Exhibit 5.1

 

 

1271 Avenue of the Americas |New York, NY 10020

blankrome.com

 

May 15, 2025

 

Anebulo Pharmaceuticals, Inc.

1017 Ranch Road 620 South, Suite 107

Lakeway, Texas 78734

 

Re:

Anebulo Pharmaceuticals, Inc.

Registration Statement on Form S-8

 

Ladies and Gentlemen:

 

We have acted as counsel to Anebulo Pharmaceuticals, Inc., a Delaware corporation (the “Company”), in connection with the preparation of a Registration Statement on Form S-8 (the “Registration Statement”) to be filed by the Company under the Securities Act of 1933, as amended (the “Act”), relating to the offer and sale of up to 2,500,000 shares of the Company’s common stock, par value $0.001 per share (the “Shares”), issuable upon the grant, exercise or vesting of awards under the Anebulo Pharmaceuticals, Inc. 2020 Stock Incentive Plan (the “Plan”). This opinion is furnished pursuant to the requirements of Item 601(b)(5) of Regulation S-K.

 

In rendering this opinion, we have examined copies of only the following documents: (i) the Second Amended and Restated Certificate of Incorporation of the Company, as amended; (ii) the Amended and Restated Bylaws of the Company, as amended; (iii) resolutions adopted by the Board of Directors and stockholders of the Company; (iv) the Registration Statement; (v) the Plan and (vi) such other documents as we deem relevant and necessary as a basis for the opinion hereinafter expressed. We have not performed any independent investigation other than the document examination described.
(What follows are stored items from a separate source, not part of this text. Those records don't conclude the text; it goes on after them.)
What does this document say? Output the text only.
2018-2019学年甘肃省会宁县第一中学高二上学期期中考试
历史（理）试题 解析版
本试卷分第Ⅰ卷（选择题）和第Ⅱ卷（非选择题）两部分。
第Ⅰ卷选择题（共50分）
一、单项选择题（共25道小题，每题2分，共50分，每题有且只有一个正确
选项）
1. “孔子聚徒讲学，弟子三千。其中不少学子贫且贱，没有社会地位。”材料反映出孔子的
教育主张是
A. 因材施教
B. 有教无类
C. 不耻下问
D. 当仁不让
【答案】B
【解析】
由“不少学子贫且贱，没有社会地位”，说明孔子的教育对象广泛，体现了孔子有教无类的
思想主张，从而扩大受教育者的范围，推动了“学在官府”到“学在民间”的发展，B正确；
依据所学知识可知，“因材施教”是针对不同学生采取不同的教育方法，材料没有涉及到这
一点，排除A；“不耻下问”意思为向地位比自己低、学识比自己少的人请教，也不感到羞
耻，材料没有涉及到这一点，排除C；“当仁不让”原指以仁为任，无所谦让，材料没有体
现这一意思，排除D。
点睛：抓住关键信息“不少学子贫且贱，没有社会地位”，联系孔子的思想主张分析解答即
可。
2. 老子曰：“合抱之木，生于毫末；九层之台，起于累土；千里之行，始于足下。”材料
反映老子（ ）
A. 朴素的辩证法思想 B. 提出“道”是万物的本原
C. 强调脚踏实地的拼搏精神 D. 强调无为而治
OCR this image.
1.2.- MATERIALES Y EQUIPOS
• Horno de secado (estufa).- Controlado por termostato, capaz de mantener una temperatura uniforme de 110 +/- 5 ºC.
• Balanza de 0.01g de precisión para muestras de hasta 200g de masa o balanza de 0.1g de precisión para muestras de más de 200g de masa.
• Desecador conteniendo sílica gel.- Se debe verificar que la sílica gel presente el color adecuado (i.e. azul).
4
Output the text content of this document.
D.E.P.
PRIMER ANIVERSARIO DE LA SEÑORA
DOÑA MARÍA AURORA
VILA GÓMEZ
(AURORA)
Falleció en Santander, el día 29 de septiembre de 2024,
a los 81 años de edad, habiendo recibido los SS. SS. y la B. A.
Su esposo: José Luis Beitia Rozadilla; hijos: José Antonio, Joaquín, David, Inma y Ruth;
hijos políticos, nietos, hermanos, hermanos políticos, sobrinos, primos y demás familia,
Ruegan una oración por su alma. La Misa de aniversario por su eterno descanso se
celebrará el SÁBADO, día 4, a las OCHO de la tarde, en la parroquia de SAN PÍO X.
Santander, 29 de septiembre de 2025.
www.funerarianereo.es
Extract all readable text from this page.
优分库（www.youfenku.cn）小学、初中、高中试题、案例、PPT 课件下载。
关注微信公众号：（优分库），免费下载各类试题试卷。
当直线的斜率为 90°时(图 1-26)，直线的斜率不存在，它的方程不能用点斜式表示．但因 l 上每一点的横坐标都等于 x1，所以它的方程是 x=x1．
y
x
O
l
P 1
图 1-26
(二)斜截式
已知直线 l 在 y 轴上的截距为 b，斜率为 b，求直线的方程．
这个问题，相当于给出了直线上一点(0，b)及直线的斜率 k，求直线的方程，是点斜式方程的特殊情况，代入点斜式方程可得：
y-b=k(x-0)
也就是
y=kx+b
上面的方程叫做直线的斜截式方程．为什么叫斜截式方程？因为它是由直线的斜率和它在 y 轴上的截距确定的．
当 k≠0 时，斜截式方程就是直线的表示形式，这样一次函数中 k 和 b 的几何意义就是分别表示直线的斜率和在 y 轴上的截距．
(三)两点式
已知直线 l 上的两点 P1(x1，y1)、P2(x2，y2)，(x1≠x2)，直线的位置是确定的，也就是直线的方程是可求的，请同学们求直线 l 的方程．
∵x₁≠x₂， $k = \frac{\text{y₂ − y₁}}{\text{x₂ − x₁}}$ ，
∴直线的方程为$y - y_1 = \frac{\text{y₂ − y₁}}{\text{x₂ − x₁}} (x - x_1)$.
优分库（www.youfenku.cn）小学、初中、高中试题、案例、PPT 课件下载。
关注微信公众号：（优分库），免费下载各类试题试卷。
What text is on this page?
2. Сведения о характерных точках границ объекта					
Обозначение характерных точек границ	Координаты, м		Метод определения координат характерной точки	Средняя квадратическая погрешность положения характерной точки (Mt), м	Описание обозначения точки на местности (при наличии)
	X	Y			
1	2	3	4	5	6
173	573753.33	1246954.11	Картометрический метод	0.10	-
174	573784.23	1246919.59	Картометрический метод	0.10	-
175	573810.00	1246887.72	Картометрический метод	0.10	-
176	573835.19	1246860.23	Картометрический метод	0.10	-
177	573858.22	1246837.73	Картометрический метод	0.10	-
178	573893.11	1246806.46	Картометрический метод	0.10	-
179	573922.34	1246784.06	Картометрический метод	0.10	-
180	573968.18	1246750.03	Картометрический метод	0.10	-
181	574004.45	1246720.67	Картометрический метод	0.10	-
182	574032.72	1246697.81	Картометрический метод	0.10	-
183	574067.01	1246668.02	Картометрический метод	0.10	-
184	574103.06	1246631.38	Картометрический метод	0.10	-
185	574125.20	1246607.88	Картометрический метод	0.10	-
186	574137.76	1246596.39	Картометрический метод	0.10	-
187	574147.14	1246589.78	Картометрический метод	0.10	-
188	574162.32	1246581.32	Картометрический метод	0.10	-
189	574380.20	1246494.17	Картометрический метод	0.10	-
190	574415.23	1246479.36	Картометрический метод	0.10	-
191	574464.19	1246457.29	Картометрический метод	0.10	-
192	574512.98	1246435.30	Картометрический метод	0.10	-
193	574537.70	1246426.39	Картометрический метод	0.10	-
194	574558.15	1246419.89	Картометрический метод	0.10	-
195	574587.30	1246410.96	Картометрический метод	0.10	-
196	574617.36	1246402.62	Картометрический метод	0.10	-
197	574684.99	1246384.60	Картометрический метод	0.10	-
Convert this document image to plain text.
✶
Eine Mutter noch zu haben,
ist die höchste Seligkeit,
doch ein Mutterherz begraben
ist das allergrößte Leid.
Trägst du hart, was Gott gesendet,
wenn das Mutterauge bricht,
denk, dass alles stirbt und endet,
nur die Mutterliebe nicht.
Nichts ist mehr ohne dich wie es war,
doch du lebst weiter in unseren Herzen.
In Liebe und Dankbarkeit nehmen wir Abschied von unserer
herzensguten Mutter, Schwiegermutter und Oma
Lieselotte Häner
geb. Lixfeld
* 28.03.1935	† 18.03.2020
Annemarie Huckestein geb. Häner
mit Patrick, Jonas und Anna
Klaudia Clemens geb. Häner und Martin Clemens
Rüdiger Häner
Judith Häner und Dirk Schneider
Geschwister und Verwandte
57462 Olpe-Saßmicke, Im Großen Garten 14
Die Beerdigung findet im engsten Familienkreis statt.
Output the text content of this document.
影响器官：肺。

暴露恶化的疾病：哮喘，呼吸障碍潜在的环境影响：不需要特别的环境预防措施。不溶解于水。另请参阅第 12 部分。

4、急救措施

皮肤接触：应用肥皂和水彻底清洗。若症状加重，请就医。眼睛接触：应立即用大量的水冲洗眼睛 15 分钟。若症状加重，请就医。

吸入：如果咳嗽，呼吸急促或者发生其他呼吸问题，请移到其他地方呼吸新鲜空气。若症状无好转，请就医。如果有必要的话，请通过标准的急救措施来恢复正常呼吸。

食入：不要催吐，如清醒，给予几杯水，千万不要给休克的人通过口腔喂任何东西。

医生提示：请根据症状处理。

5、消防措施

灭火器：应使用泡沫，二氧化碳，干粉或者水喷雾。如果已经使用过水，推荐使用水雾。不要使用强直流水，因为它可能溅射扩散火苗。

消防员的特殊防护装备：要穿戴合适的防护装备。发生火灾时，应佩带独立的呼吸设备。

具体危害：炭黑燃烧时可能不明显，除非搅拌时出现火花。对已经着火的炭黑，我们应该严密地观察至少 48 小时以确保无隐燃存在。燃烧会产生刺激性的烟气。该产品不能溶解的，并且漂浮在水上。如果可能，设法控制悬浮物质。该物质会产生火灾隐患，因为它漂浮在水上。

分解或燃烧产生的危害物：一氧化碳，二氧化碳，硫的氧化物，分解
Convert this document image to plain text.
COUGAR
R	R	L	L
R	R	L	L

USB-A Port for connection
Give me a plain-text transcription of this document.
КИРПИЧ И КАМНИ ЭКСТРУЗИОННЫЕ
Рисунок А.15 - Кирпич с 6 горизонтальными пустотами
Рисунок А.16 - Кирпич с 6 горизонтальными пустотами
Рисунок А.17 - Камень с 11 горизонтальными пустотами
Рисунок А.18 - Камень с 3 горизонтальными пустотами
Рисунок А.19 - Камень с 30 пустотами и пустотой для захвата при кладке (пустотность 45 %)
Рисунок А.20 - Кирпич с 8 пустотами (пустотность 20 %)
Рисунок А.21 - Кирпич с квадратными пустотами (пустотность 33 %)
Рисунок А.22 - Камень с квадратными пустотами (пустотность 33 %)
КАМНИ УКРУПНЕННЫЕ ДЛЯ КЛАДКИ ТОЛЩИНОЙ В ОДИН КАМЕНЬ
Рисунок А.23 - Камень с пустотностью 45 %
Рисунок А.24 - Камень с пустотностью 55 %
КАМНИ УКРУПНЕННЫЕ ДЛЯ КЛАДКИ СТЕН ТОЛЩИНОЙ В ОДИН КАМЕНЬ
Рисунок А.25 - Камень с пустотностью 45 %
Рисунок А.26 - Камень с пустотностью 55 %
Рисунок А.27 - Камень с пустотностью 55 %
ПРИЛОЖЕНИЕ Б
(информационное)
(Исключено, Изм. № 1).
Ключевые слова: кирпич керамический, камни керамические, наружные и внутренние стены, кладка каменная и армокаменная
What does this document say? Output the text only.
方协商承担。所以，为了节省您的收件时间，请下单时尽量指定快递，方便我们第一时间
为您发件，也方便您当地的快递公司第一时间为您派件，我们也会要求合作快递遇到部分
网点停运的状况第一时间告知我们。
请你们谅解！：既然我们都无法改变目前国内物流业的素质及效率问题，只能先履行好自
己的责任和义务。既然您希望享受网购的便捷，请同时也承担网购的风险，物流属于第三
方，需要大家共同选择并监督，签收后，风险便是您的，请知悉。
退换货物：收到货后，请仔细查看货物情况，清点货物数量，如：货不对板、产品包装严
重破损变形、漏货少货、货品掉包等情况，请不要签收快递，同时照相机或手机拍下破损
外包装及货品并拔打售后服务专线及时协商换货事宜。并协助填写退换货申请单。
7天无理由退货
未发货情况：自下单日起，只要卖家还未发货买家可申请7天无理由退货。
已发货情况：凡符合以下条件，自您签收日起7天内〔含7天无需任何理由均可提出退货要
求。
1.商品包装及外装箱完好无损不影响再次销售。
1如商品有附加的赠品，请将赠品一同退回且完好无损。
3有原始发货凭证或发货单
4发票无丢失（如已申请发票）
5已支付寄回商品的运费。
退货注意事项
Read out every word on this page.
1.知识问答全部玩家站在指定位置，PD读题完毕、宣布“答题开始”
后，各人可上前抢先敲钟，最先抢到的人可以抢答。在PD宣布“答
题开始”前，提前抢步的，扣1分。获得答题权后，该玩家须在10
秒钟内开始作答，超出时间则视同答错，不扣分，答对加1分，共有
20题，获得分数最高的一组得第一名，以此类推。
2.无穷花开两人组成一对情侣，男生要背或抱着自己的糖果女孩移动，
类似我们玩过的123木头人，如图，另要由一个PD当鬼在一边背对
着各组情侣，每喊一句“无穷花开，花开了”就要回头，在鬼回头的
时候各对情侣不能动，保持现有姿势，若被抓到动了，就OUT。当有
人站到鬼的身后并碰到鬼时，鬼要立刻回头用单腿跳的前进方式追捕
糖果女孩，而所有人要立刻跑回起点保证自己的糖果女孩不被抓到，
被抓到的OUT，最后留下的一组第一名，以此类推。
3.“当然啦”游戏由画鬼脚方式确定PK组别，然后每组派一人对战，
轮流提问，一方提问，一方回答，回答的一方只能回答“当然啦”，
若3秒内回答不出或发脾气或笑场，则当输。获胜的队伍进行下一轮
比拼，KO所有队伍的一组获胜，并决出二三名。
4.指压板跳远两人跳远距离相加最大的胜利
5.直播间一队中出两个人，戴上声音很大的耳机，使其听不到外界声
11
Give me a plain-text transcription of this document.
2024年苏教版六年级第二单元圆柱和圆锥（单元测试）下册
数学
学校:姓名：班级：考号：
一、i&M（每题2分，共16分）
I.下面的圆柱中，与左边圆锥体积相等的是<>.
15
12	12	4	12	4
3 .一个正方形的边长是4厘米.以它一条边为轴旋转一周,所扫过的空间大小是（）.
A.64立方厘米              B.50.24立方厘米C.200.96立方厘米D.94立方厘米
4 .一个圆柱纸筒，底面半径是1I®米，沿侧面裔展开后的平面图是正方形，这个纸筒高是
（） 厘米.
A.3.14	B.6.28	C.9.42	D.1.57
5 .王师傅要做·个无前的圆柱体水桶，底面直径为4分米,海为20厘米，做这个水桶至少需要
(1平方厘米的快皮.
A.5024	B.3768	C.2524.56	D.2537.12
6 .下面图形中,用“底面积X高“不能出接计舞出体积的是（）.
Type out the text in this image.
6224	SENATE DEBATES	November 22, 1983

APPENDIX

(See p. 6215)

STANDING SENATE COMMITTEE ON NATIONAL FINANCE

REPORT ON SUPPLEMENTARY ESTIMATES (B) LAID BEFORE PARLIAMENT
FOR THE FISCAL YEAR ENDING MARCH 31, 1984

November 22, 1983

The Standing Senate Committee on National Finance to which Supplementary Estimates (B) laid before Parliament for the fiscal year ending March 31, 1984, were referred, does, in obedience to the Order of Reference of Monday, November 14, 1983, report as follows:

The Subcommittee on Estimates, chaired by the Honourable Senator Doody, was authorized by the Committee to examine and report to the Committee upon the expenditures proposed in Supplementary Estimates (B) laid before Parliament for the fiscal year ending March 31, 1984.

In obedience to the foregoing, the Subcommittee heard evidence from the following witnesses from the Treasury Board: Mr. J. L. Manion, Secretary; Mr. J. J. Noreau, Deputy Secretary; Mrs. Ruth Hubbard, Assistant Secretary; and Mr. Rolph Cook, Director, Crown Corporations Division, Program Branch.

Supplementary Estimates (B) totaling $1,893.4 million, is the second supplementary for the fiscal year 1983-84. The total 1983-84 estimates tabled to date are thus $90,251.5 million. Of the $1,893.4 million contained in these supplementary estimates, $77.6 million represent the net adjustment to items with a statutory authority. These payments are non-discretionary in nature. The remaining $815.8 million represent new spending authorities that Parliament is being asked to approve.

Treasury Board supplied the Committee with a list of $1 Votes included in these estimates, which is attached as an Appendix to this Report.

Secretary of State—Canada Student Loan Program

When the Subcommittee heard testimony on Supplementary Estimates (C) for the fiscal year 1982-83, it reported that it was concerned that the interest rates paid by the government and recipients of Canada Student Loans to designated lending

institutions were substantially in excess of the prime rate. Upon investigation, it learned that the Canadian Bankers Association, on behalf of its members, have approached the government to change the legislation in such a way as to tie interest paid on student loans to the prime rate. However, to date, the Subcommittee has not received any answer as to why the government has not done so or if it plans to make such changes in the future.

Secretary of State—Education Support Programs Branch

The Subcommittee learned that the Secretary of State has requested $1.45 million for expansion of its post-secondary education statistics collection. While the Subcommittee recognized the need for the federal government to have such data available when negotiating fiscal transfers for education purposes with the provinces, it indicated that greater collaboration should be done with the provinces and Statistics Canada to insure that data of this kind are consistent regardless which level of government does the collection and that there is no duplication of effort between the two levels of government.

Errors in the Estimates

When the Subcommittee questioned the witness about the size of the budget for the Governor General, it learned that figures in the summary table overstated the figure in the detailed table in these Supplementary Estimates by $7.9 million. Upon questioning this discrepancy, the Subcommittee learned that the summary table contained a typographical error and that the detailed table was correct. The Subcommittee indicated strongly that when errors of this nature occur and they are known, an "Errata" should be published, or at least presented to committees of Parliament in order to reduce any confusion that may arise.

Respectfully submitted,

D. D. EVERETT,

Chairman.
We have assumed and relied, as to questions of fact and mixed questions of law and fact, on the truth, completeness, authenticity and due authorization of all certificates, documents, and records examined and the genuineness of all signatures.

 

In rendering this opinion, we have assumed that (i) the Shares will be issued in accordance with the terms and conditions of the Plan, (ii) at the time of issuance of any Shares, there shall be a sufficient number of duly authorized and unissued shares of the Company’s common stock to accommodate the issuance of the Shares and (iii) the per share consideration received by the Company in exchange for the issuance of any Shares shall not be less than the par value per share of the Company’s common stock.

 

Our opinion is limited to the General Corporation Law of the State of Delaware, as amended.

 

Based upon and subject to the foregoing and the qualifications and limitations set forth below, we are of the opinion that the Shares, when issued in accordance with the terms of the Plan, will be validly issued, fully paid and nonassessable.

 

This opinion is given as of the date hereof. We assume no obligation to update or supplement this opinion to reflect any facts or circumstances that may hereafter come to our attention or any changes in laws that may hereafter occur.

 

This opinion is strictly limited to the matters stated herein and no other or more extensive opinion is intended, implied or to be inferred beyond the matters stated herein.

 

We hereby consent to the filing of this opinion as Exhibit 5.1 to the Registration Statement. In giving this consent, we do not thereby concede that we come within the categories of persons whose consent is required by the Act or the General Rules and Regulations promulgated thereunder.